“Data Driven Thinking” is written by members of the media community and contains fresh ideas on the digital revolution in media.
Today’s column is written by Bob Gilbreath, co-founder and president of Ahalogy, former brand manager at Procter & Gamble and chief strategy officer of Possible Worldwide.
In January 2012, Gartner declared that, within the next five years, CMOs at the world’s largest companies would spend more than CIOs on technology. Within six months, the industry saw some of the biggest acquisitions in marketing-software history, including the $735 million sale of BuddyMedia to Salesforce. Marketing software as a service, or SaaS, is one of the hottest startup areas today.
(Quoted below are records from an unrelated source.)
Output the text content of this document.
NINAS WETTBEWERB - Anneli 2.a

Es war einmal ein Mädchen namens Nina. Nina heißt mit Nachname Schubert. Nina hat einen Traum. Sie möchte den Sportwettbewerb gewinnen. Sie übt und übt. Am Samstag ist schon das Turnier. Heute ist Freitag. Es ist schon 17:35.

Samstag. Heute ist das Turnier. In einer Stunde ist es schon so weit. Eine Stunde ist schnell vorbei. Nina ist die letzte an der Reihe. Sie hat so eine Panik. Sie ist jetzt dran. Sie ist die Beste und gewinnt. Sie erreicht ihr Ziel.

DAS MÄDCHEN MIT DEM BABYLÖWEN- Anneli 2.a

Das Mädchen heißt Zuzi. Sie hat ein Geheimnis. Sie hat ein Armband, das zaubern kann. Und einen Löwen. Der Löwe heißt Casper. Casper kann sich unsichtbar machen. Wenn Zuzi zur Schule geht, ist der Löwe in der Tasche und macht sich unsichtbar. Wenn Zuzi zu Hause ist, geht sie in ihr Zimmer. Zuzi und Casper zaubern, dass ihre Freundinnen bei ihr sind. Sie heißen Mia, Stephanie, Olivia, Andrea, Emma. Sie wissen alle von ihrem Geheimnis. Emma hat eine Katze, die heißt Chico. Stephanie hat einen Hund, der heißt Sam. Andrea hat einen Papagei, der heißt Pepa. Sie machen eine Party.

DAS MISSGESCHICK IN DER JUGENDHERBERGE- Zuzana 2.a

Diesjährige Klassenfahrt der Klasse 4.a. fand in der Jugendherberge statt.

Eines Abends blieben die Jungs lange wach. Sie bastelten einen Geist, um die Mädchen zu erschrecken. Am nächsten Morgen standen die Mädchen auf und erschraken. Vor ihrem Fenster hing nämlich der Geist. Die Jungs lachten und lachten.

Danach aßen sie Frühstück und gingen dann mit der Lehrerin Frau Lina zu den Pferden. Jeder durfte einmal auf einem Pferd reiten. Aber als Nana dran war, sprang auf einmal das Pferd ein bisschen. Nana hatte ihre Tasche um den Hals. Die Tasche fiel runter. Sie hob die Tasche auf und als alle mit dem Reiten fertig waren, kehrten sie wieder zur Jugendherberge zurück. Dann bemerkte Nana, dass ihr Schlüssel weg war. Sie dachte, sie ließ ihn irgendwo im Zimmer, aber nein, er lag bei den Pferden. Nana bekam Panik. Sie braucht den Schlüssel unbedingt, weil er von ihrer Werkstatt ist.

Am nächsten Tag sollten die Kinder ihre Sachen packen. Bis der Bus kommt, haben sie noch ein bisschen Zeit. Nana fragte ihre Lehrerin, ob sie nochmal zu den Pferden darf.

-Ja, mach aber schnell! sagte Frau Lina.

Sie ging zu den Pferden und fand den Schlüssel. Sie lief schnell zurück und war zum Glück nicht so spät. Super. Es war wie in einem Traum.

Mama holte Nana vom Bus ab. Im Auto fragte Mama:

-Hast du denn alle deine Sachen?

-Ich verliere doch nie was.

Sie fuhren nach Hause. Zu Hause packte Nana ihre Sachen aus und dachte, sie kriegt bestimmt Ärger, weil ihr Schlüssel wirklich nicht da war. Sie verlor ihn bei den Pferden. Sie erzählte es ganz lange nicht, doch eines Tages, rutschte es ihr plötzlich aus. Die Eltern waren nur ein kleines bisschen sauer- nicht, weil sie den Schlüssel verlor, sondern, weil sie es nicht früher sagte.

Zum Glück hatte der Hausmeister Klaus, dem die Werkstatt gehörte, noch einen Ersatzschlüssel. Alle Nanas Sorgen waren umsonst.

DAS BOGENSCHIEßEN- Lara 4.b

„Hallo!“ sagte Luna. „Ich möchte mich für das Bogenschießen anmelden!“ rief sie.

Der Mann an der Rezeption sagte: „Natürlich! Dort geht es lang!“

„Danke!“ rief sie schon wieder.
Indeed, marketing is overdue for a technology-focused overhaul. Most media buys are still built in simple spreadsheets, and social+mobile ad share continues to lag. Marketers are eager to find technology solutions that help them manage the multiplying media choices, and CMOs increasingly talk about an “always-on” marketing model.
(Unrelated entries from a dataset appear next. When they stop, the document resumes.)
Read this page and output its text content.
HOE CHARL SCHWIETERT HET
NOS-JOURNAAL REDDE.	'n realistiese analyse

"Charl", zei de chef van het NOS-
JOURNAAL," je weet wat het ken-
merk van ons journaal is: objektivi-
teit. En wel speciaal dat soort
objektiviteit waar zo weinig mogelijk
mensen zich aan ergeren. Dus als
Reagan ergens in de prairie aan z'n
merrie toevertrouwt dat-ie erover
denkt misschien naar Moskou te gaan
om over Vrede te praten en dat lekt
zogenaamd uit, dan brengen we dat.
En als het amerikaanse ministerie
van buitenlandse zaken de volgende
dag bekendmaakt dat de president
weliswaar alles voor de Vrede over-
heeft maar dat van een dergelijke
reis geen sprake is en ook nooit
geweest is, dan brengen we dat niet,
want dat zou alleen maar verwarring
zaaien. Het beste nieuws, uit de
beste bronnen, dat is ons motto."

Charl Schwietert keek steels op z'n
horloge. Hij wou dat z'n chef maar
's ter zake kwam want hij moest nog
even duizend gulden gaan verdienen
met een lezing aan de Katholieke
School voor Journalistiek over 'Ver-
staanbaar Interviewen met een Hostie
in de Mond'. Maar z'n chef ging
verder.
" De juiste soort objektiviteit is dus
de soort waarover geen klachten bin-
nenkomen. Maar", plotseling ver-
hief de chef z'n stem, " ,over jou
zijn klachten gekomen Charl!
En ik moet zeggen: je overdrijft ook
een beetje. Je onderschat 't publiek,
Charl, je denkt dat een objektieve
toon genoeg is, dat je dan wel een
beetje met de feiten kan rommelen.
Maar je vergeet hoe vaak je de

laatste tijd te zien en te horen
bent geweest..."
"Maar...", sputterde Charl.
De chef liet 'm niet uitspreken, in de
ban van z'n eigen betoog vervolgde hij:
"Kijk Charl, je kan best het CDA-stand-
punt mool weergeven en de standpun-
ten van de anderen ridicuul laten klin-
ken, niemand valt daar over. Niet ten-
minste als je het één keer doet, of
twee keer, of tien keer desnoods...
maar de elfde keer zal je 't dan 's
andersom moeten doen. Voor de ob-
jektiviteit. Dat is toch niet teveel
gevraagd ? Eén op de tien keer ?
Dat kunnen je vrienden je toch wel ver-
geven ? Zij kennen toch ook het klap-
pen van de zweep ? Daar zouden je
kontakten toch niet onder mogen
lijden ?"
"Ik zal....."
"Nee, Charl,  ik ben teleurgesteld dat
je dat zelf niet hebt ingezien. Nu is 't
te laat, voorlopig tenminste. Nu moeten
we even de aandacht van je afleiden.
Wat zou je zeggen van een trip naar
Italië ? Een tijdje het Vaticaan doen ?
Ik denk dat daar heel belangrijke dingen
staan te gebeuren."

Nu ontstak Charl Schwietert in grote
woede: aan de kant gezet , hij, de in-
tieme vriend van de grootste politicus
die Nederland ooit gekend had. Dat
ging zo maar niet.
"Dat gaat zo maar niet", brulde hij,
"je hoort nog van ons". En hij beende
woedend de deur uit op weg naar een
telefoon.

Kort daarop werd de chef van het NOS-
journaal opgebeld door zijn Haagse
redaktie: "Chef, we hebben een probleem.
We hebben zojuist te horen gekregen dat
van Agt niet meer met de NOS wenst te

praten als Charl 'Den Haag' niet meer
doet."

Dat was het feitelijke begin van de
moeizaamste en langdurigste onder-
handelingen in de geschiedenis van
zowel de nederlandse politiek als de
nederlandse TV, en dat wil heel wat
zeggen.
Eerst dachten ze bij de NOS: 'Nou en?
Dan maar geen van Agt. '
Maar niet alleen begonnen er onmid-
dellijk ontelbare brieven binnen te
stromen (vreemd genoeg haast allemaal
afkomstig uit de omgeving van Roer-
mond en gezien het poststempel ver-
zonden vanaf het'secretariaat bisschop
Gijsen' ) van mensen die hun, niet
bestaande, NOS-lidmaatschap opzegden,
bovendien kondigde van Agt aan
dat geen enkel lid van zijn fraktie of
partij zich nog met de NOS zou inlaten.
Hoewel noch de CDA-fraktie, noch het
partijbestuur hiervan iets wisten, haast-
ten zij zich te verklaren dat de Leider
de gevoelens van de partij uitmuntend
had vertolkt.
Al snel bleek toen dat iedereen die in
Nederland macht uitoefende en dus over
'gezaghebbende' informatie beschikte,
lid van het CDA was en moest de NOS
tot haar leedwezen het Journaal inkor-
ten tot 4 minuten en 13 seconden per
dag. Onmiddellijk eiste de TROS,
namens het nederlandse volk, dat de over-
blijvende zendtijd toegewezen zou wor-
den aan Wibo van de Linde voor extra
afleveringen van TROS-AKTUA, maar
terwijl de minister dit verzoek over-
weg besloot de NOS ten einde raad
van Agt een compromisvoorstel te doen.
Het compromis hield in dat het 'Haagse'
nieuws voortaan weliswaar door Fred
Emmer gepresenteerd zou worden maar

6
The idea of software as a service tends to appeal to brand marketers. After all, it’s far cheaper than paying an agency to create something from scratch. Investors are enamored with the margins of the software model and strongly encourage startups to adopt the SaaS dogma: Staff up with salespeople, go for big enterprise deals, and spend as little as possible on customer service.
But, in the race to cash in, too many companies are falling short by putting service second. Signs of weakness are popping up in the marketing-software business. I have spoken with dozens of brand leaders at the world’s largest advertisers in the past few months, and they echo the same complaints:
- They don’t have the time to learn new software and keep updated on new features.
- The software is not keeping up with their specific needs.
- The tools are not producing noticeable business results.
As a result, a growing number of marketers choose not to re-sign annual contracts when they expire, and are either doing without marketing software or shifting the work back to their advertising agencies. Marketing SaaS is not yet delivering on its hype.
Why Service Should Come First
The reality is that marketers need service before software. For decades, they have relied on an ecosystem of partners, agencies, consultants and specialists to help them do their jobs. So handing them a username, password and instant-message support just doesn’t cut it. It will take what I like to call a “SaaS-backward” model to win in this new market.
We won’t see Gartner’s predictions ripen into reality until companies adopt a service-powered-by-software approach, built around three marketing-centric principles:
- Strong customer leadership: Startups must become trusted stewards of brands’ businesses who understand their clients’ challenges and get in the trenches to train them in new media tools. The pendulum will shift away from salespeople to client service.
- Service powered by technology: Once customer-service leaders steer marketers in the right direction, software can be used to drive business results in a scalable way. Marketing automation and machine learning will help both startups and clients make money while they sleep.
- Paid for performance: SaaS companies are leaving enormous piles of money on the table with flat monthly fees. If their software actually works, then there’s potential for limitless revenue growth because brands are more than willing to pay for results. A results-based fee structure would create partnerships that are successful for both parties and would motivate startups to keep innovating.
Increasingly, we will measure the strength of marketing SaaS companies by one critical number: renewal rates. Renewal rates represent the true test of whether or not clients are seeing enough return on their investments. Renewal rates also are important for software providers because it’s much more profitable to keep a client than to keep refilling the funnel.
Good marketers understand customers’ needs and develop products that meet those needs. In order for marketing software companies and their investors to succeed, we must take a chapter from brand marketers’ playbooks and deliver service first, and technology second.